Женщины расступились, но медленнее и неохотнее, чем прежде. Ирвинг стал проталкиваться к лестнице, дергаясь и извиваясь всякий раз, когда к нему протягивалась нежная рука.
— Освободите лестницу, черт бы вас побрал, освободите лестницу!
Кто-то уступал ему дорогу, кто-то нет, но все же теперь он мог пройти вниз. Крепко сжимая флакон, Ирвинг ступил на лестницу. Совсем юная девушка, почти девочка, с любовью протянула к нему руки. Боммер дернулся в сторону, и его правая нога, к несчастью, соскользнула со ступеньки. Ирвинг пошатнулся, его тело качнулось вперед, с трудом удерживая равновесие. Седая матрона принялась поглаживать его спину, и он выгнул спину дугой.
Слишком поздно. Он упал, а флакон выскользнул из его вспотевших ладоней.
Прокатившись по ступенькам, он больно порезался о разбитый флакон и сразу ощутил, как намокла его грудь.
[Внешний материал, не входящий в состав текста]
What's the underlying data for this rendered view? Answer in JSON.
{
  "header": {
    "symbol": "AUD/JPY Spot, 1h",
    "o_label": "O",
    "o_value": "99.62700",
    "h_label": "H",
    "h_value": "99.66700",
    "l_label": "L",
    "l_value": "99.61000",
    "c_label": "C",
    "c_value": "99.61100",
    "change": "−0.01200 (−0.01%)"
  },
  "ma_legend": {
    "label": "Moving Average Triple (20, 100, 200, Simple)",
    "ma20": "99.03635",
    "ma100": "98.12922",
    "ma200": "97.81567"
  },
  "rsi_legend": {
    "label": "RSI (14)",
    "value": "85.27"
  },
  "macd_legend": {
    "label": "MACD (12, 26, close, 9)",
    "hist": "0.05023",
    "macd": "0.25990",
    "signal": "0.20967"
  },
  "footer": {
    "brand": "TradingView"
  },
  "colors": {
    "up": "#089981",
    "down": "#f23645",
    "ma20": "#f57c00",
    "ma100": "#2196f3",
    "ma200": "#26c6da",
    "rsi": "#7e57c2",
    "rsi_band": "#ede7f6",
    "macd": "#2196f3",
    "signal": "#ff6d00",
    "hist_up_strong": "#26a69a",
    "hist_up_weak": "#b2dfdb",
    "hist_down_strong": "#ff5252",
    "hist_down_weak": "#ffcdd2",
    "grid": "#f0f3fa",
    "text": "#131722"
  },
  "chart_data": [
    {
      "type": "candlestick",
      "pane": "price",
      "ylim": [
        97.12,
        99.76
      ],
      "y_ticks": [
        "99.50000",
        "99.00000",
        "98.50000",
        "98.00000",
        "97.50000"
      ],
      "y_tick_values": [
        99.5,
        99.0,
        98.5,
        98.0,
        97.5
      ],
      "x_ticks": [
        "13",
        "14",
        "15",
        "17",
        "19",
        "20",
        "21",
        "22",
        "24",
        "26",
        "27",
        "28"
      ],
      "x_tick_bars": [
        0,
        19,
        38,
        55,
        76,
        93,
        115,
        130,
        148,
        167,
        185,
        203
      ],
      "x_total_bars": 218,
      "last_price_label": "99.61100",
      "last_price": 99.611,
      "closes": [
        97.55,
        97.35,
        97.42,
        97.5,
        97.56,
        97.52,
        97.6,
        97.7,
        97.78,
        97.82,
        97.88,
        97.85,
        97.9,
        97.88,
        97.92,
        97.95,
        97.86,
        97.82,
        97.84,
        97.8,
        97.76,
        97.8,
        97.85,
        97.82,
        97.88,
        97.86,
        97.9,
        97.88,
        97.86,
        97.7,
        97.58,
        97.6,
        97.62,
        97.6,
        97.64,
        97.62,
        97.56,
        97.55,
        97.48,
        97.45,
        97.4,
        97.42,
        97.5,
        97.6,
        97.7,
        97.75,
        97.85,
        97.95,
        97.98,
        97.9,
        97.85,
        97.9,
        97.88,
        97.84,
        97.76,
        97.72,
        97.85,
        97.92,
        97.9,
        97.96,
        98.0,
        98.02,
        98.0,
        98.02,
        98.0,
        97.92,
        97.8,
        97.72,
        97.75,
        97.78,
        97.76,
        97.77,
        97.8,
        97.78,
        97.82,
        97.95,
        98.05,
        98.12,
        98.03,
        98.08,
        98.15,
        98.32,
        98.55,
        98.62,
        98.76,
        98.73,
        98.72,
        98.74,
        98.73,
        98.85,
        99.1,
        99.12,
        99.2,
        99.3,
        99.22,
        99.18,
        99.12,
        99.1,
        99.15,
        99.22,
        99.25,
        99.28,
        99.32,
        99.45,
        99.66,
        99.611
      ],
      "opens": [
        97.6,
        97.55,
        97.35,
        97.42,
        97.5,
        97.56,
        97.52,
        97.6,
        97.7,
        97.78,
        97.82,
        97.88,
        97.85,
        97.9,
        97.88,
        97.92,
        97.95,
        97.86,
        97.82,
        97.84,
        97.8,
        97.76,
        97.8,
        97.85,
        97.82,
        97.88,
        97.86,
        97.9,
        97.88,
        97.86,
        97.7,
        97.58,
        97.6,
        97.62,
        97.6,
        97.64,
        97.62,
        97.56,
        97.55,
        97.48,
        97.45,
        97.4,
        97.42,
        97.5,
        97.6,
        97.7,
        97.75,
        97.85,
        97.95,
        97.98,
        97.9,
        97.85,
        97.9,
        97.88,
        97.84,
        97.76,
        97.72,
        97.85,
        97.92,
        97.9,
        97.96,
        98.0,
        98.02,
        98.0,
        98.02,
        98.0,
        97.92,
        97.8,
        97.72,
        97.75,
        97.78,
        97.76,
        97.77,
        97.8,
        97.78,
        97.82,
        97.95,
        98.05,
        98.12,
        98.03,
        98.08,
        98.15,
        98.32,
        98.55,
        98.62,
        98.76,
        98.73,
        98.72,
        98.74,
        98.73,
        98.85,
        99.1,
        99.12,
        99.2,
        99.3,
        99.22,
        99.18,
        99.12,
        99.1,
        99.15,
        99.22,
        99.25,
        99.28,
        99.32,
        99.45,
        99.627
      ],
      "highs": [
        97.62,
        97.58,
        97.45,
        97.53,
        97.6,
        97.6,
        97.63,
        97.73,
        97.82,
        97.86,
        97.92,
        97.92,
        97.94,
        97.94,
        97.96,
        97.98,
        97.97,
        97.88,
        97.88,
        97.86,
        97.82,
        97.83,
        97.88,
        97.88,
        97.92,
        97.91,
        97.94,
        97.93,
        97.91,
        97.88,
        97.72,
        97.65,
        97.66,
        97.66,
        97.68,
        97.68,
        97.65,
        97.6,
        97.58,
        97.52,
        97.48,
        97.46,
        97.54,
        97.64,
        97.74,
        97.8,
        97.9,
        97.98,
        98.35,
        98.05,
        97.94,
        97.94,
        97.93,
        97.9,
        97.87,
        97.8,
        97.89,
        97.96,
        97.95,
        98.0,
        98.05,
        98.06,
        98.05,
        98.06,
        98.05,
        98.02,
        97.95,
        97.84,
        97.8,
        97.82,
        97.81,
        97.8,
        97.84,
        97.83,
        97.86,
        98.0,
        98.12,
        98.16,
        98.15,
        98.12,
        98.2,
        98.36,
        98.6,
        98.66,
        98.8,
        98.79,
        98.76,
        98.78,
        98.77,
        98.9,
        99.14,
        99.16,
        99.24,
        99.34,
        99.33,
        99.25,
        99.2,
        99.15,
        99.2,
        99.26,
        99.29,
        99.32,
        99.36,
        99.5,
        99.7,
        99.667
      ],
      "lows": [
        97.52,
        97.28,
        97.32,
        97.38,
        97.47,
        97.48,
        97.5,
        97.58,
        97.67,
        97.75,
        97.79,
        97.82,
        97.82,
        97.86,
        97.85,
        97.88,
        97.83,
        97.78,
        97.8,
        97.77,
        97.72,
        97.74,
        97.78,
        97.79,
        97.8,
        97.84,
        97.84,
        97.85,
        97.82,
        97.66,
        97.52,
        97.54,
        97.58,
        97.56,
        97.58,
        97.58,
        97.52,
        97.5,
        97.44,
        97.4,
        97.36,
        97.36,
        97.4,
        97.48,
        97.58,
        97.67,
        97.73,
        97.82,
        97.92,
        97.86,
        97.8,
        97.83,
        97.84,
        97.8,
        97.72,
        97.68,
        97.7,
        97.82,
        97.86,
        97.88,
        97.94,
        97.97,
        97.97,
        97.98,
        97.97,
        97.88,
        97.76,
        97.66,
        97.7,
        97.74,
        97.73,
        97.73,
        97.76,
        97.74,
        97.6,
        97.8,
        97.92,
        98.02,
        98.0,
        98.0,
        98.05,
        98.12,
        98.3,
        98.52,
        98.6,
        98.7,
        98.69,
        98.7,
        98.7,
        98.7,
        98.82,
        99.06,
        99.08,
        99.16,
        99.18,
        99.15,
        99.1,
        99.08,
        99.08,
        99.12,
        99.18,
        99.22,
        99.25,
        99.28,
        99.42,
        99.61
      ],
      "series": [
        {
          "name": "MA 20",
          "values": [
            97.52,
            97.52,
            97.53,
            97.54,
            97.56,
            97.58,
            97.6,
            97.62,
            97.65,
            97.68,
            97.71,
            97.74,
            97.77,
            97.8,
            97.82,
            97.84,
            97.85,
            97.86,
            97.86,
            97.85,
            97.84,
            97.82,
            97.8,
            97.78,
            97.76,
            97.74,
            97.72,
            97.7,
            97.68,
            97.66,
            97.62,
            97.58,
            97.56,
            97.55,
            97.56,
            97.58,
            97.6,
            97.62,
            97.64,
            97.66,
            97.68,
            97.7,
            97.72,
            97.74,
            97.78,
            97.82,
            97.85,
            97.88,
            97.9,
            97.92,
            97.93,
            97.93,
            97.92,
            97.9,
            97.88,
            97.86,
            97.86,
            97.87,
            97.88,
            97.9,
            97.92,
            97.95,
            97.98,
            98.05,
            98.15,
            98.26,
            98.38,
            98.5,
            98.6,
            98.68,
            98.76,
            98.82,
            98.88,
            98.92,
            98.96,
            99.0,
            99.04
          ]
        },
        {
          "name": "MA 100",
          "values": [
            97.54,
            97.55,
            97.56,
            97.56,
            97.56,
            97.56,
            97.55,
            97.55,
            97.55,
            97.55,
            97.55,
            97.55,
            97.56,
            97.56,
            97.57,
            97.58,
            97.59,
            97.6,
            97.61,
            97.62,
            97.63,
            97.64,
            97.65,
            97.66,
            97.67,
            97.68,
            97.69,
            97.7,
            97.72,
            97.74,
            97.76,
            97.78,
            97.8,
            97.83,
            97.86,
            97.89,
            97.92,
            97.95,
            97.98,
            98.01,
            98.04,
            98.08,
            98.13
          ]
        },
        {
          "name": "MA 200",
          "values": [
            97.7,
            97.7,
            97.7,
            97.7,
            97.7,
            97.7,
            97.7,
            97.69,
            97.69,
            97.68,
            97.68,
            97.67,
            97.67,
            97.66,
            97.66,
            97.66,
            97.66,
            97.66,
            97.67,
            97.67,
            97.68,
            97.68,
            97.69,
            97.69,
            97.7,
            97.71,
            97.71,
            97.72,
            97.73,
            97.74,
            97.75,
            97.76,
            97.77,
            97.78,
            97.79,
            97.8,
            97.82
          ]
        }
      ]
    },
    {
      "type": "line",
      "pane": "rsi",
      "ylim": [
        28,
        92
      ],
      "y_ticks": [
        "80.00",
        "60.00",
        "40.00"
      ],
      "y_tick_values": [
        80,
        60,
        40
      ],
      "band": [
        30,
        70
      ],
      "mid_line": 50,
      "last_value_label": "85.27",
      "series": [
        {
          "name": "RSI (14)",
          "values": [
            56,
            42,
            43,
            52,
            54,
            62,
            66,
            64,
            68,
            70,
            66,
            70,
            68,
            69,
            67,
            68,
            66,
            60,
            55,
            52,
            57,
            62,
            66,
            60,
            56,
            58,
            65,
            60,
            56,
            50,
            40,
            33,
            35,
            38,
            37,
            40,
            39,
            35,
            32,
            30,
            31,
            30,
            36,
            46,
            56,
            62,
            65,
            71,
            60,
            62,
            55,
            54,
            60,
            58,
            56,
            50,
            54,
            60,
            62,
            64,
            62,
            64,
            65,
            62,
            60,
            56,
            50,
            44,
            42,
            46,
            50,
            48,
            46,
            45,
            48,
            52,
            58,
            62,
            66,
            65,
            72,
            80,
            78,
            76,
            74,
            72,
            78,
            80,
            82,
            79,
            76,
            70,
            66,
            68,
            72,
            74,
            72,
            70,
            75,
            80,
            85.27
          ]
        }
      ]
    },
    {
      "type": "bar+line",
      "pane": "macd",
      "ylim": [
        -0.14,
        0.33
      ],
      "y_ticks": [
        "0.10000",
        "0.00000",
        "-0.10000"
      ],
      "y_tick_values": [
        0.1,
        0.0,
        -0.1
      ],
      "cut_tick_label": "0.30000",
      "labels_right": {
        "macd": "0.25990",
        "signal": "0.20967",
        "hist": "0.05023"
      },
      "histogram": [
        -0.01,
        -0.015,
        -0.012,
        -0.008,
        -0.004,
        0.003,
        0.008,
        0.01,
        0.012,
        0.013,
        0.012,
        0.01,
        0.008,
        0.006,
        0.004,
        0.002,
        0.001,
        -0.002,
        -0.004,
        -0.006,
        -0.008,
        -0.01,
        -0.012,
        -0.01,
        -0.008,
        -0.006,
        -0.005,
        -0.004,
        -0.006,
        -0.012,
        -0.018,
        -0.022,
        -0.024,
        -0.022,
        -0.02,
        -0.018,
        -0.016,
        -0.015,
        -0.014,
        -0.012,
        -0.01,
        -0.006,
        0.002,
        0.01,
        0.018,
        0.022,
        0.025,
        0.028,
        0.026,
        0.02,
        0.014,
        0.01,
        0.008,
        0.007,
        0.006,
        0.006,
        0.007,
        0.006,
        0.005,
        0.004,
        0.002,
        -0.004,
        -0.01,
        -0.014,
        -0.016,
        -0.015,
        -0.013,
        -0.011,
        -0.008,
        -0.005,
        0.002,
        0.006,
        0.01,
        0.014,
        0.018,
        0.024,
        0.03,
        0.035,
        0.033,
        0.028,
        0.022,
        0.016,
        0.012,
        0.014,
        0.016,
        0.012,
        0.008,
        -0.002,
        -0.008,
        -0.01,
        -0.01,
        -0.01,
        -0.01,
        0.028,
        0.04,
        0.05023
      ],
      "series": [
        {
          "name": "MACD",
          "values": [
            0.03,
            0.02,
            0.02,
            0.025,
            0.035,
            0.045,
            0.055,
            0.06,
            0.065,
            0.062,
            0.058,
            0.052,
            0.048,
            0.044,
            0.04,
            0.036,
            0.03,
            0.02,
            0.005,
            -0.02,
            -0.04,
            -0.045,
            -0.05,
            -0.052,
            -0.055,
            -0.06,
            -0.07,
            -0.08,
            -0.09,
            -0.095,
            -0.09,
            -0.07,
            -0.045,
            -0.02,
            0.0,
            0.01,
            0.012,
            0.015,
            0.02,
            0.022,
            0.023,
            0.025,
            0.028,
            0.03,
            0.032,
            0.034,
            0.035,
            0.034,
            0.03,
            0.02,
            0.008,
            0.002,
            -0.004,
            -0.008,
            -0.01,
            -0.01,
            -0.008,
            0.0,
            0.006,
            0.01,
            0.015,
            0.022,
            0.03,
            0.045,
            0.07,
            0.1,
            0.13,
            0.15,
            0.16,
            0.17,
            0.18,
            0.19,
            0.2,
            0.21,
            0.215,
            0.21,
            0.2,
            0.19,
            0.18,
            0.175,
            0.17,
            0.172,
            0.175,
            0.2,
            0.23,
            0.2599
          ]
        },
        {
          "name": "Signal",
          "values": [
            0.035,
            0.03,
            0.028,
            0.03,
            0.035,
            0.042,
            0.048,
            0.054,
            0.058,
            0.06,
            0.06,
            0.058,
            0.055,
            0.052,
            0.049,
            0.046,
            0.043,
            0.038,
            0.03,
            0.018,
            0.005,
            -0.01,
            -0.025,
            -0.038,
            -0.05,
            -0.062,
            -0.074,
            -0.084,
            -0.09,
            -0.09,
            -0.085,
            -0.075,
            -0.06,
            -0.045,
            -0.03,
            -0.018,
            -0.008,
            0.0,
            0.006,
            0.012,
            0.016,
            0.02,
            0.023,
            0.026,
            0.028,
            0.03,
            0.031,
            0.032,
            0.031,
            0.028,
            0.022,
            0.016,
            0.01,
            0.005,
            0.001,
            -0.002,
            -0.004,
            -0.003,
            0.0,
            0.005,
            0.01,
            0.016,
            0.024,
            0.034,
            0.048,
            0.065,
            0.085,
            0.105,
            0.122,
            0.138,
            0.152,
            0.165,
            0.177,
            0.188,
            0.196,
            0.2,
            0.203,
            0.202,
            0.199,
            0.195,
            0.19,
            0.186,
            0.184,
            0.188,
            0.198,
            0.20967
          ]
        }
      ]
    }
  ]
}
Ирвинг поднял голову и успел издать лишь один-единственный вопль. Его затопила волна страстных, обожающих и полных экстаза женщин.
Вот почему вместо него на кладбище «Белая ива» похоронили рулон заляпанного кровью линолеума. А возвышающийся над его могилой огромный памятник возведен на деньги, с энтузиазмом собранные по подписке всего за час.